User Name:Password

Since installing sp2 - i have been unable to type my user name and password in the url for site that i am a member of. Microsoft stated that it was a new security add on. Example:

Code:

http://username:password@www.whatever.com

Is there a work around on this issue. Any help would be appreciated. marcus1239@adelphia.net

 

Hi marcus1239 and welcome to the forum.

I tweaked your post a little since the forum software saw part of your sample link as a smiley.

I'm not aware of any work-around for your problem but if there is one, someone will likely post to say what. I mostly put this in to let you know why your post looks a little different.

 

Just did a search and came accross this. It mentions a patch that you can get from Microsoft. I don't know if it will fix or problem or not. It kind of sounds like it depends on how the site has been designed. Also I can't think of any place that I that I use username and password in the url.

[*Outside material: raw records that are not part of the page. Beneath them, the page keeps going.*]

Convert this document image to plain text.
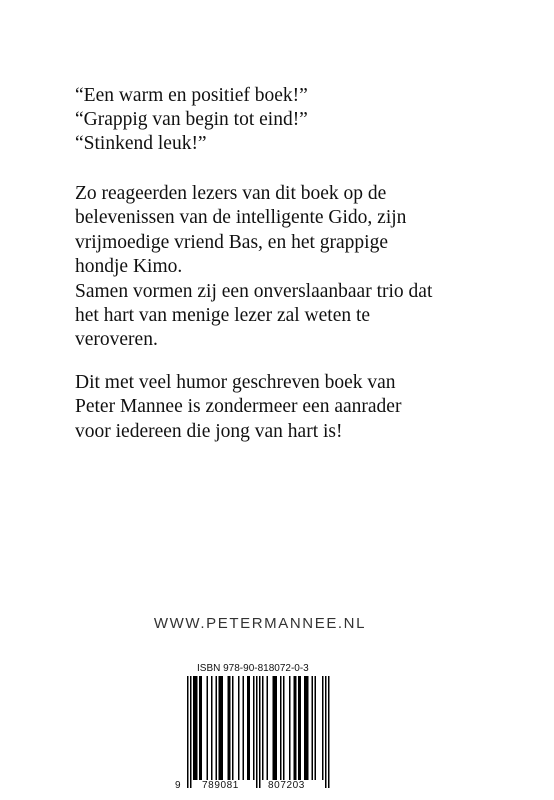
“Een warm en positief boek!”
“Grappig van begin tot eind!”
“Stinkend leuk!”
Zo reageerden lezers van dit boek op de
belevenissen van de intelligente Gido, zijn
vrijmoedige vriend Bas, en het grappige
hondje Kimo.
Samen vormen zij een onverslaanbaar trio dat
het hart van menige lezer zal weten te
veroveren.
Dit met veel humor geschreven boek van
Peter Mannee is zondermeer een aanrader
voor iedereen die jong van hart is!
WWW.PETERMANNEE.NL
ISBN 978-90-818072-0-3
9 789081	807203
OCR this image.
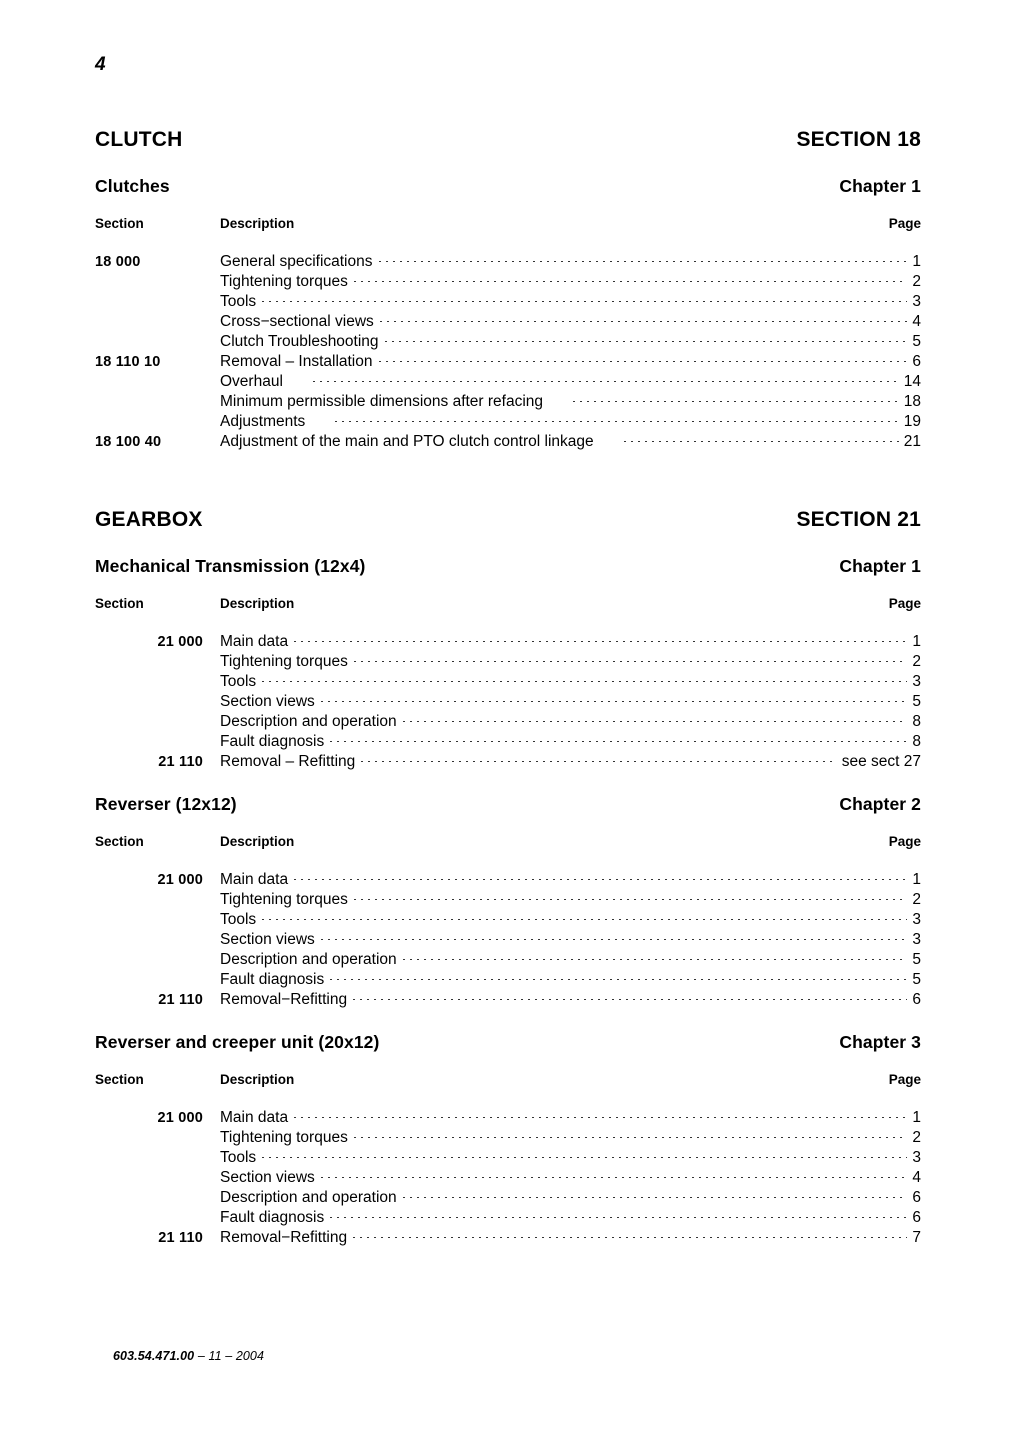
4
CLUTCH	SECTION 18
Clutches	Chapter 1
Section	Description	Page
18 000	General specifications	1
Tightening torques	2
Tools	3
Cross−sectional views	4
Clutch Troubleshooting	5
18 110 10	Removal – Installation	6
Overhaul	14
Minimum permissible dimensions after refacing	18
Adjustments	19
18 100 40	Adjustment of the main and PTO clutch control linkage	21
GEARBOX	SECTION 21
Mechanical Transmission (12x4)	Chapter 1
Section	Description	Page
21 000 Main data	1
Tightening torques	2
Tools	3
Section views	5
Description and operation	8
Fault diagnosis	8
21 110 Removal – Refitting	see sect 27
Reverser (12x12)	Chapter 2
Section	Description	Page
21 000 Main data	1
Tightening torques	2
Tools	3
Section views	3
Description and operation	5
Fault diagnosis	5
21 110 Removal−Refitting	6
Reverser and creeper unit (20x12)	Chapter 3
Section	Description	Page
21 000 Main data	1
Tightening torques	2
Tools	3
Section views	4
Description and operation	6
Fault diagnosis	6
21 110 Removal−Refitting	7
603.54.471.00 – 11 – 2004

h**p://www.infoworld.com/article/04/02/10/HNbrokenie_1.html

I also came accross this Microsoft article that describes this issue. At the very end it walks you through adding a couple of DWORDs to your registry that are supposed to disable this feature.

h**p://support.microsoft.com/default.aspx?scid=kb;en-us;Q834489

I hope these help you out.
Eric

 

Hi Markus,
The above link supplied references IE versions up to 6.0 sp1 and while I'm not sure if this will still apply to or work for sp2, I would like to stress the advice in the kbarticle that it is not recommended to try and override this security fix. Website spoofing, IE hijacks both for sites, search engines, homepages, toolbar additions etc. have gotten so rampant as to fall into the category of a plague. Boards are filled with users in misery due to such. Have you not noticed all the hijack logs and spyware/malware removal posts? Even search engine hits are filled with these unless care is taken to filter them out. Unless this site is truly needed, don't undo what has been done to make your browsing safer.

Does this site offer the user/password login popup dialog with an offer to remember and save it as cookie? If so consider this as a workaround. As quoted from the link:

The choice, of course, is ultimately yours but I thought I'd throw this in just to give you a little friendly poke or second chance to consider or mull over the risks. It is done so with the best of intension's and not meant as a soapbox lecture.

 

Thanks

Thank you all for the good advice - and thank you Eric - your suggestion did the trick - all the help is greatly appreciated.